Hîlava e Cala Temo, sono due giovanissime sorelle di Kobane che, malgrado il ripetuto esilio dalla loro città, non hanno mai smesso di cantare e di sognare il ritorno.
Rabia Özcan, 63 anni, si oppone ai progetti di devastazione ambientale fermando le ruspe ed affrontando i soldati col suo bastone.
La ribellione delle donne in Turchia e in Kurdistan attraversa tutte le età ed ha infiniti volti e modalità.
Vogliamo raccontarne alcune, che ci confermano come la determinazione delle donne – quando c’è ed è reale – possa muovere le montagne.
In piedi di buon mattino per badare al bestiame e ad altre faccende, alcune donne hanno svegliato l’intero quartiere Zap di Silopi quando si sono accorte che la polizia stava cercando di superare le trincee protettive costruite dalla popolazione del quartiere per fermare le frequenti incursioni poliziesche. Pur non bloccando l’operazione di polizia, il loro allarme l’ha rallentata, dando il tempo alla popolazione di mettersi al sicuro ed organizzare la resistenza.
Una ‘madre senza nome‘ in Turchia urla con rabbia il suo rifiuto di piegarsi al rito sciovinista delle ‘condoglianze alla patria’, di fronte al proprio figlio mandato a morire in una guerra fratricida.
Le donne yezide sopravvissute al genocidio hanno marciato per chilometri a piedi scalzi per ricordare al mondo i/le loro familiari massacrati dai fondamentalisti o ancora nelle mani di ISIS. Si sono, poi, riunite in assemblea sui monti di Shengal per rompere un silenzio secolare prendendo la parola e facendosi protagoniste della trasformazione sociale in atto, con un particolare impegno nel superamento delle lotte interne che indeboliscono la comunità yezida, nel rafforzamento delle strutture comunitarie e nell’organizzazione dell’autodifesa e del training armato per le donne.
Le Libere donne del Rojava, dopo aver fornito servizi sanitari in tutti e tre i cantoni della regione autonoma, continuano con determinazione il lavoro sulla consapevolezza e l’autodeterminazione delle donne, e si sono ritrovate a Qamişlo, nel cantone di Cizîrê, per formare le altre donne nel campo della salute propria e dei loro figli e figlie.
Le prigioniere politiche rinchiuse nel carcere femminile di Istanbul, dopo la strage di Suruç, per tre giorni hanno fatto ininterrotte battiture e gridato slogan in solidarietà con le vittime.
Poi ci sono donne come Husniye Îsmaîl Behrem, che da quando, 11 anni fa, l’esercito di Assad ha cominciato a perseguitarla dopo aver arrestato, torturato ed ucciso suo marito, non ha mai smesso di lottare per la rivoluzione.

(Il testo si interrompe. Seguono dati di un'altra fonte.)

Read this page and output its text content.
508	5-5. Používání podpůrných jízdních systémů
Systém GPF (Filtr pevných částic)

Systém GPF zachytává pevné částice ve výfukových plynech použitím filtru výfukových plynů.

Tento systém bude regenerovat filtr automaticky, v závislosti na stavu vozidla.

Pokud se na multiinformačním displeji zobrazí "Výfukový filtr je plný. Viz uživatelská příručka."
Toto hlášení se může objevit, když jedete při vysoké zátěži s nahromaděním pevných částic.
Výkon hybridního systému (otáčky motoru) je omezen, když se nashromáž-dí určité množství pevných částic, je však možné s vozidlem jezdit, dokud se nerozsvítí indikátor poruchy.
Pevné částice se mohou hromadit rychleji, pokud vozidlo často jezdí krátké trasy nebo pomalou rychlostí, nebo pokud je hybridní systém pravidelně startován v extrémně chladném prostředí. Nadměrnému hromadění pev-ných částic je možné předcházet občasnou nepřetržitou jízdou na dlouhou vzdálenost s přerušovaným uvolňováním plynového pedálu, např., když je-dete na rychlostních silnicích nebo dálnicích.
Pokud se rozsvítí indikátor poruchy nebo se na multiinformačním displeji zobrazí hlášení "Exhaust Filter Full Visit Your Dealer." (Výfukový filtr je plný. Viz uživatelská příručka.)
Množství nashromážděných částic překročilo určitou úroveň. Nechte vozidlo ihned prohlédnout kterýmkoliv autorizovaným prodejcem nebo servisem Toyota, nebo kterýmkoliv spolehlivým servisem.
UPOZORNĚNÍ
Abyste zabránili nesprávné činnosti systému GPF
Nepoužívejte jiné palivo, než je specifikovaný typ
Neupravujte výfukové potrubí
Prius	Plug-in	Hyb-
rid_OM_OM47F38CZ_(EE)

O come Rihan Tahir che, rimasta sola con un figlio dopo aver perso il marito combattente delle YPG, ha resistito alle pressioni sociali e familiari e, anziché risposarsi, ha preferito dedicarsi alla rivoluzione del Rojava e far crescere il figlio nello spirito di quella rivoluzione.
… e non sono che alcuni esempi. Non dimentichiamo le decine di martiri della rivoluzione, spesso giovani appena uscite dall’adolescenza, e tutte le altre donne che, con loro, che hanno tessuto la rivoluzione in Rojava.